The function should return a Pandas DataFrame with columns for the Event_Name, Venue, Event_Date and Number_of_Attendees.

In [2]:
def scrape_events(events_page_url):
    #Your code here
    url_get = requests.get(events_page_url)
    soup = BeautifulSoup(url_get.content, "html.parser")
    events = soup.find("div", id="event-listing").findAll("li")
    rows = []
    
    for event in events:
            eventDate = event.find("p", class_="eventDate date")
            title = event.find("h1", class_="event-title")

            if title:
                name  = title.text.split(" at ")[0]
                venue = title.text.split(" at ")[1]
                try:
                    attending = int(re.match("(\d*)", 
                                             event.find('p', class_="attending").text)[0])
                except:
                    attending = np.nan
                rows.append([name, venue, date, attending])
            elif eventDate:
                try:
                    date = eventDate.text
                except:
                    continue
            else:
                continue
            
    df = pd.DataFrame(rows)
    df.columns = ['Event_Name', 'Venue', 'Event_Date', 'Number_of_Attendees']
    return df

In [3]:
scrape_events("https://www.residentadvisor.net/events")

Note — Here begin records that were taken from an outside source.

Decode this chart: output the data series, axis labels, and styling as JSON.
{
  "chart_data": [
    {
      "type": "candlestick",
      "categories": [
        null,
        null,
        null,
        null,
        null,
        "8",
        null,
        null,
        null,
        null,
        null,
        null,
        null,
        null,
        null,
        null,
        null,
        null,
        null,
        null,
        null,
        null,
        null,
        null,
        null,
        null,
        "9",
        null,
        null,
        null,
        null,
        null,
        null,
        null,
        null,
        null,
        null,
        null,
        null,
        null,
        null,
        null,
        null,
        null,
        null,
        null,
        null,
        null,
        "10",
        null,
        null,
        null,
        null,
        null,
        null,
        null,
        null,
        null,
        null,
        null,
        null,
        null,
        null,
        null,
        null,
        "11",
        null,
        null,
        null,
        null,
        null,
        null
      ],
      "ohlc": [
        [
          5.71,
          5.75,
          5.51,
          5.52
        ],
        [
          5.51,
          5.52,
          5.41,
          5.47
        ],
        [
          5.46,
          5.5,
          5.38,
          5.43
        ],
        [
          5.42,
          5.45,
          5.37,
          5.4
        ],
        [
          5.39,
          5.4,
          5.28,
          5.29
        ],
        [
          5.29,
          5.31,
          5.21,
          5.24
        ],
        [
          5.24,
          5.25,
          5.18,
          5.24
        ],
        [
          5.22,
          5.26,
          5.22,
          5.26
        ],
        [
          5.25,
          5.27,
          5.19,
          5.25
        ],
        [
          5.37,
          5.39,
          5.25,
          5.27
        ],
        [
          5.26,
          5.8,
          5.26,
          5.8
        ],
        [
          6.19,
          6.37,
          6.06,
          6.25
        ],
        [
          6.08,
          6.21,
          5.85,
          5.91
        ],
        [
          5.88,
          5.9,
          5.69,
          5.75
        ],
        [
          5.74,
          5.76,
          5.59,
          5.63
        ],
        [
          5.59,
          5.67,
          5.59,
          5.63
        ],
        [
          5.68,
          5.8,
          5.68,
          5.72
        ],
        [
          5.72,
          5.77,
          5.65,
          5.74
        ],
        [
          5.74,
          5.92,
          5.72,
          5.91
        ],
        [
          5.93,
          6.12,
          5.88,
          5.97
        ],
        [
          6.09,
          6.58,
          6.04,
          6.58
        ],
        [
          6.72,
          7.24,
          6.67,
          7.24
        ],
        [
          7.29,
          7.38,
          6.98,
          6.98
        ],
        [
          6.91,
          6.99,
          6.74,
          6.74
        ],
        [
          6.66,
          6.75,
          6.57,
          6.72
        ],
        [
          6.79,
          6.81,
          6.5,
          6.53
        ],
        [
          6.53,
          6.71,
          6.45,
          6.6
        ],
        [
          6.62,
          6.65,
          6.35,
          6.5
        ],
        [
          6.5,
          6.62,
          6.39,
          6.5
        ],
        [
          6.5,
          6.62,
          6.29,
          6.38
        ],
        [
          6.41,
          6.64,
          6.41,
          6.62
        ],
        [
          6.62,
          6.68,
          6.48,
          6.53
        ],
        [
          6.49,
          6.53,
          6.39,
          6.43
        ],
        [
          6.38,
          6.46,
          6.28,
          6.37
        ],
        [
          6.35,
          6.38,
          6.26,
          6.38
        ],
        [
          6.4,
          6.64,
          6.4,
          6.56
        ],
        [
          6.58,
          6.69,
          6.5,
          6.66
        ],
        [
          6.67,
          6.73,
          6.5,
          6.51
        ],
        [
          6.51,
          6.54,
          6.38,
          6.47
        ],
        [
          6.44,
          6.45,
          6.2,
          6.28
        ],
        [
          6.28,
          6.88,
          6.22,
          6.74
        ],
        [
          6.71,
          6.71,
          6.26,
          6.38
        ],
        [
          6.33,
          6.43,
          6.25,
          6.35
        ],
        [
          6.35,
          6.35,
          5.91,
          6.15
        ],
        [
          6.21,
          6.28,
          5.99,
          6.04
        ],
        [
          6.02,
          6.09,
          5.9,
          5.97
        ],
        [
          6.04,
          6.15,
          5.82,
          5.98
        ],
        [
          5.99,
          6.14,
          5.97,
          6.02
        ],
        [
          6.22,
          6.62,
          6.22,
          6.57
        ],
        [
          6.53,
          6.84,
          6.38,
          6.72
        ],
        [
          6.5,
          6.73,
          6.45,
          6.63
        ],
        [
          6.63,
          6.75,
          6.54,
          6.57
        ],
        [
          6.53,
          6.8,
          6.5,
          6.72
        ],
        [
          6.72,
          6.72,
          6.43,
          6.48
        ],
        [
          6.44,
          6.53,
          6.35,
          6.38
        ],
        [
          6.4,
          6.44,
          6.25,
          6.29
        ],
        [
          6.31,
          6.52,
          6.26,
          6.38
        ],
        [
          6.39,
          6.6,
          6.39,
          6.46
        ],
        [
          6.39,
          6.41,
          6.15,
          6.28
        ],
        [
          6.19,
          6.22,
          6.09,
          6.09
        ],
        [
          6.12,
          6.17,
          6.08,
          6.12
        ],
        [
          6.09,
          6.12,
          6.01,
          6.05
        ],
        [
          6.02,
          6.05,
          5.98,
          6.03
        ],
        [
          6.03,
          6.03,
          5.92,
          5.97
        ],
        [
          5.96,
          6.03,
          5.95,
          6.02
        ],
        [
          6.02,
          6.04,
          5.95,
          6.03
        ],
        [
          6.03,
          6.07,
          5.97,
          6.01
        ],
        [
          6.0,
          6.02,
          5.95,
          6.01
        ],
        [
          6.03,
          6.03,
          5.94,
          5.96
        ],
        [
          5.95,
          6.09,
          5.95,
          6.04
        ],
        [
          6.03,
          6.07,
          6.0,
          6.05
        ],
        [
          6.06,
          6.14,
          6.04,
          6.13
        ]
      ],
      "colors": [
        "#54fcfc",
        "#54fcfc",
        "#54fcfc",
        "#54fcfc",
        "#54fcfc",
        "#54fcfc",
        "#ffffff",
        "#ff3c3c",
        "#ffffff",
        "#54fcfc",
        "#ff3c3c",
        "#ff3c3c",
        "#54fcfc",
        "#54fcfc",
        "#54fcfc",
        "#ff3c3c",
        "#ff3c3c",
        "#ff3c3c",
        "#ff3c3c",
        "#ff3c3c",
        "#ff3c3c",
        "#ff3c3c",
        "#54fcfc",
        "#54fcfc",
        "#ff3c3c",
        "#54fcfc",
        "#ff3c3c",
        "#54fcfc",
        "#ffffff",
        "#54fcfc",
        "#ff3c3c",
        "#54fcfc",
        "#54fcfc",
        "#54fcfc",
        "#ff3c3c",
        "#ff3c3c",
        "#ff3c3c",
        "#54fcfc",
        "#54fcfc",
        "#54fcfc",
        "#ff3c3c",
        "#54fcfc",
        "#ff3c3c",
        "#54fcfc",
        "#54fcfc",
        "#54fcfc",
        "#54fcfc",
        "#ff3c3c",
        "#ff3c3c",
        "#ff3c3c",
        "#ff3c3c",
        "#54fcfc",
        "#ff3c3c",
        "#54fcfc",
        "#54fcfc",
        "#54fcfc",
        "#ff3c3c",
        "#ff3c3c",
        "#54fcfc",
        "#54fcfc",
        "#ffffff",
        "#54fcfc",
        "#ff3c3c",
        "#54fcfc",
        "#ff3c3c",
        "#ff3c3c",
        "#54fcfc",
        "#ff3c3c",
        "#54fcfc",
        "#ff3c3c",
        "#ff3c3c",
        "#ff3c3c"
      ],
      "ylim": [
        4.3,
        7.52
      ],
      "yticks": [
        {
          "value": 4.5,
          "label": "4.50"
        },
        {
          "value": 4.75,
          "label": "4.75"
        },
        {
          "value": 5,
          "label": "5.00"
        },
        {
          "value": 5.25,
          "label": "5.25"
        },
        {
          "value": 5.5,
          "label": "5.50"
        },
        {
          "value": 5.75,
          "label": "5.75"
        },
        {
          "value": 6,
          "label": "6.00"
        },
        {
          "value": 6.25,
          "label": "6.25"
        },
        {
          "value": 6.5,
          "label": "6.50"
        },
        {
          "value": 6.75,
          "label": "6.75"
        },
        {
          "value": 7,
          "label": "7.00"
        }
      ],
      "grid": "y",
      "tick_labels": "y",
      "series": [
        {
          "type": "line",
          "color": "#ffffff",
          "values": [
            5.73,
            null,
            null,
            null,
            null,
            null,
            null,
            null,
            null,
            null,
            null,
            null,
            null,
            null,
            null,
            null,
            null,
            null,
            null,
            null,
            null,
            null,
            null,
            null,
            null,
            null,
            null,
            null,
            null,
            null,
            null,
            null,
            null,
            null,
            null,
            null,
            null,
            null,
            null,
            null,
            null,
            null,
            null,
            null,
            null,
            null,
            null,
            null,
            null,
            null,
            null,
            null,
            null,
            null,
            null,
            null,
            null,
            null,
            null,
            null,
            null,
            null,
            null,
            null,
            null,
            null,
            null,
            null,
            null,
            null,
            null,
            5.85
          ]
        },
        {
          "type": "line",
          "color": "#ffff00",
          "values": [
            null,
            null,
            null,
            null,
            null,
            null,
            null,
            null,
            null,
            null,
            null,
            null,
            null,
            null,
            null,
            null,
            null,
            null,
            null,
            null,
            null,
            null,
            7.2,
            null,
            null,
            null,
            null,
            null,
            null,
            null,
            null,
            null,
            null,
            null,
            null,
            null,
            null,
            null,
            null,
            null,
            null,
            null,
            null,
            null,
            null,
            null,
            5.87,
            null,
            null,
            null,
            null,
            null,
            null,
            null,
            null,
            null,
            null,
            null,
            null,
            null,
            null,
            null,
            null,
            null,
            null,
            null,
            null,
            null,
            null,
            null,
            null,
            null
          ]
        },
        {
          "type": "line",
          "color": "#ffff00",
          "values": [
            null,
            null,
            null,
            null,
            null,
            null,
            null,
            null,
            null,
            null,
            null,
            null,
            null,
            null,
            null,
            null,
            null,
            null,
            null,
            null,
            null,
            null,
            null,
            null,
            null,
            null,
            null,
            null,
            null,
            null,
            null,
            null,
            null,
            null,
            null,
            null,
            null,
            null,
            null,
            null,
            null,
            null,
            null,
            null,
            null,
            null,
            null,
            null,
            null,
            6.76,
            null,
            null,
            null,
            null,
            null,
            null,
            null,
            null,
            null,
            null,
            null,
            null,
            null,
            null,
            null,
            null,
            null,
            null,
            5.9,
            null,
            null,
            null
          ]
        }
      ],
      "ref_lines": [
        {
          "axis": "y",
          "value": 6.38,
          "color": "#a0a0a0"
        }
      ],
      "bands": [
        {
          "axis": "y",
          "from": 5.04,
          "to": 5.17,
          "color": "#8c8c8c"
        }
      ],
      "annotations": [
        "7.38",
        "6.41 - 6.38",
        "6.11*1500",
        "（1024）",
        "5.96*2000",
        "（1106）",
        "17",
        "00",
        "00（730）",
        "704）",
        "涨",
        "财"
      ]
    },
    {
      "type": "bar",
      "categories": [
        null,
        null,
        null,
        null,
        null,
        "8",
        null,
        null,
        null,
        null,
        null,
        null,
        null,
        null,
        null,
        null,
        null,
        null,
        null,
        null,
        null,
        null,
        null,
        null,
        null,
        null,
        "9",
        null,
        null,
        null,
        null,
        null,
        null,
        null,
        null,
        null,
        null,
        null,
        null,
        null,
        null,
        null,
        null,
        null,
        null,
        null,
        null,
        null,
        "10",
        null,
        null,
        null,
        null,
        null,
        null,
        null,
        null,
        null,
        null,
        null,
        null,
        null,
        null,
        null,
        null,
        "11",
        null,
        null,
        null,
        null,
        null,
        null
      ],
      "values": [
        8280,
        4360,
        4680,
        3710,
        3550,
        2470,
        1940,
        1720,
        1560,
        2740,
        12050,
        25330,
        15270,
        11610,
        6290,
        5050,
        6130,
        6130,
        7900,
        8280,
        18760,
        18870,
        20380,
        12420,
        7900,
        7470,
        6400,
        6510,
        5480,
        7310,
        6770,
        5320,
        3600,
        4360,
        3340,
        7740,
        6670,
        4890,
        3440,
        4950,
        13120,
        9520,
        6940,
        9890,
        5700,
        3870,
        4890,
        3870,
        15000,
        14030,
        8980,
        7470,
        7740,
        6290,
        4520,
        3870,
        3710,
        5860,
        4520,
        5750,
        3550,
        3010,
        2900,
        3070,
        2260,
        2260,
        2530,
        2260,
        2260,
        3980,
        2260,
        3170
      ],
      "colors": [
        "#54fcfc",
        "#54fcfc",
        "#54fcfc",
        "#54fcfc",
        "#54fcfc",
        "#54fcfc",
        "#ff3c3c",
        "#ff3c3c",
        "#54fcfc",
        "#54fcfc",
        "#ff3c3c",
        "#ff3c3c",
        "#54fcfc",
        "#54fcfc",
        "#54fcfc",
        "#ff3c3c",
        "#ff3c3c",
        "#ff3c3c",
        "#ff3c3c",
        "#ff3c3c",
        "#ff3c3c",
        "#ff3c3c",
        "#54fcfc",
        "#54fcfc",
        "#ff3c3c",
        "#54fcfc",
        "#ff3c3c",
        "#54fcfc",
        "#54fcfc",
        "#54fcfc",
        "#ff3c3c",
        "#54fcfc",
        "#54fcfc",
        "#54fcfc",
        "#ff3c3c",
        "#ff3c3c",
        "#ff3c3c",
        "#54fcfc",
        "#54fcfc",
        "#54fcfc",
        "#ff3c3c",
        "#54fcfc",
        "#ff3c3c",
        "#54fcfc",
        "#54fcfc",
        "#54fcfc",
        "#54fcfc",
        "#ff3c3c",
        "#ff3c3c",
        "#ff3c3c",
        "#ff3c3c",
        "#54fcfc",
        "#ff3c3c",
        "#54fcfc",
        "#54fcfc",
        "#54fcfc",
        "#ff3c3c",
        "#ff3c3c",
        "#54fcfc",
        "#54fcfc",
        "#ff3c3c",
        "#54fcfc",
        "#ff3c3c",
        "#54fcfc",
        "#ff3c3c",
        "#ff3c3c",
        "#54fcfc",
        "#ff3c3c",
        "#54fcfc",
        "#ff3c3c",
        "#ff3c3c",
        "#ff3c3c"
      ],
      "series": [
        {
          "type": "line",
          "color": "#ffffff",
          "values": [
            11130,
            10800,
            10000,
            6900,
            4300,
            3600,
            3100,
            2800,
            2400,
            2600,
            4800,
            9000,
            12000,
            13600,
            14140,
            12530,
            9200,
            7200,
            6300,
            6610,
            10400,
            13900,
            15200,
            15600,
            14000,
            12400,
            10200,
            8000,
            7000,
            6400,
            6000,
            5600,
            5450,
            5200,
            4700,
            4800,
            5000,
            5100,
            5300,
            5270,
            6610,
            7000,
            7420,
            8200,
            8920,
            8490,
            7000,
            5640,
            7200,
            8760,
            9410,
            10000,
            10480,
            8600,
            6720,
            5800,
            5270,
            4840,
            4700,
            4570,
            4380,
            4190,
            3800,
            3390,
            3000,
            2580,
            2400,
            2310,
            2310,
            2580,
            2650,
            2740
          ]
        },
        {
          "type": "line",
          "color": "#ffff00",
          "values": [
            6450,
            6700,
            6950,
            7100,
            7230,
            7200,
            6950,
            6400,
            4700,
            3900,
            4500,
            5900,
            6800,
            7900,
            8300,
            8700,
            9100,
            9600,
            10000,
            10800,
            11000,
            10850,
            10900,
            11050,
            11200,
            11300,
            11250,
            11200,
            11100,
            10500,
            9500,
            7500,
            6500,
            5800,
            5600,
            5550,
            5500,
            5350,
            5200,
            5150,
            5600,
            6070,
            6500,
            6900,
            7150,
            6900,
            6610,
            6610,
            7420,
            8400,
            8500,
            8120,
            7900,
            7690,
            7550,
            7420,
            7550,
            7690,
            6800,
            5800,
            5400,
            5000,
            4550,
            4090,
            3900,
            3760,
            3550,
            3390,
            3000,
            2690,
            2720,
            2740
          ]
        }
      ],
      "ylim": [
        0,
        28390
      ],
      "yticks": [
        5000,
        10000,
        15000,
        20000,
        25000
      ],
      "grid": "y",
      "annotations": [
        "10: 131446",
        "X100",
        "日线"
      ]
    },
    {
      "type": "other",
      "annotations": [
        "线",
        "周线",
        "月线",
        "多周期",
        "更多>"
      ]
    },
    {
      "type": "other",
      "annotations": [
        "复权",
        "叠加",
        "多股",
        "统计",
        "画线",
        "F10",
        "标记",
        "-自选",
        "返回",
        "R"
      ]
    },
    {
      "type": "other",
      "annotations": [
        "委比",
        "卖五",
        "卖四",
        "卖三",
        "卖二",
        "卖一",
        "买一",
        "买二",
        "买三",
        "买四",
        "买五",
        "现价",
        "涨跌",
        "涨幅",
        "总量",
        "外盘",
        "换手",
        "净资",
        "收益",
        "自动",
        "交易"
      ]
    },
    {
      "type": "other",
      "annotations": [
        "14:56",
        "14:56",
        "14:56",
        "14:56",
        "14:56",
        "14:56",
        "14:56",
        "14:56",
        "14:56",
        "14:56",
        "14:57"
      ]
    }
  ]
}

Unnamed: 0,Event_Name,Venue,Event_Date,Number_of_Attendees
0,Mor Elian by BauHaus Houston,"Bauhaus, Houston","Fri, 20 Dec 2019 /",4.0
1,DeepAUS presents: End of the Decade After Part...,"TBA - Austin, Austin","Sat, 21 Dec 2019 /",2.0
2,Erick Rosales,"Bauhaus, Houston","Sat, 21 Dec 2019 /",2.0
3,House of Tones presents: Sandy Rivera & GAWP,"The Parish, Austin","Sat, 21 Dec 2019 /",1.0
4,SHADED,"Vulcan Gas Company, Austin","Sat, 21 Dec 2019 /",1.0
5,Gritsy presents Sicaria Sound,"The Dive, Houston","Sat, 21 Dec 2019 /",


## Write a Function to Retrieve the URL for the Next Page

In [4]:
def next_page(url):
    #Your code here
    url_get = requests.get(url)
    soup = BeautifulSoup(url_get.content, "html.parser")
    url_next = soup.find("a", attrs={"ga-event-action":"Next "}).attrs["href"]
    next_page = "https://www.residentadvisor.net" + url_next
    return next_page

## Scrape the Next 1000 Events for Your Area

Display the data sorted by the number of attendees. If there is a tie for the number attending, sort by event date.

In [5]:
#Your code here
df_list = []
rows = 0
url = "https://www.residentadvisor.net/events/us/texas"

while rows <= 1000:
    try:
        df = scrape_events(url)
        df_list.append(df)
        rows += len(df)
        url = next_page(url)
        time.sleep(1)
    except:
        rows = 1001
df = pd.concat(df_list)
df = df.iloc[:1000].sort_values(by=['Number_of_Attendees', 'Event_Date'], 
                                ascending=[False, True])
print(len(df))
df.head()

22


Unnamed: 0,Event_Name,Venue,Event_Date,Number_of_Attendees
2,"Bas_mrkt 2020 NYE! Barbuto, Sara Landry, Nymbl...","The Oven, Austin","Tue, 31 Dec 2019 /",23.0
0,Mor Elian by BauHaus Houston,"Bauhaus, Houston","Fri, 20 Dec 2019 /",4.0
0,Debbie Does Disco: Disco Dive Sessions PT. 5,"Tradewinds Social Club, Dallas/Fort Worth","Fri, 27 Dec 2019 /",4.0
1,"Midwest Sessions, 4yr Anniversary with Red Eye","Plush, Austin","Fri, 27 Dec 2019 /",3.0
1,Lunar Eclipse: A Drone Night,"523 Thompson Warehouse, Austin","Fri, 10 Jan 2020 /",2.0


## Summary 

Congratulations! In this lab, you successfully developed a pipeline to scrape a website for concert event information!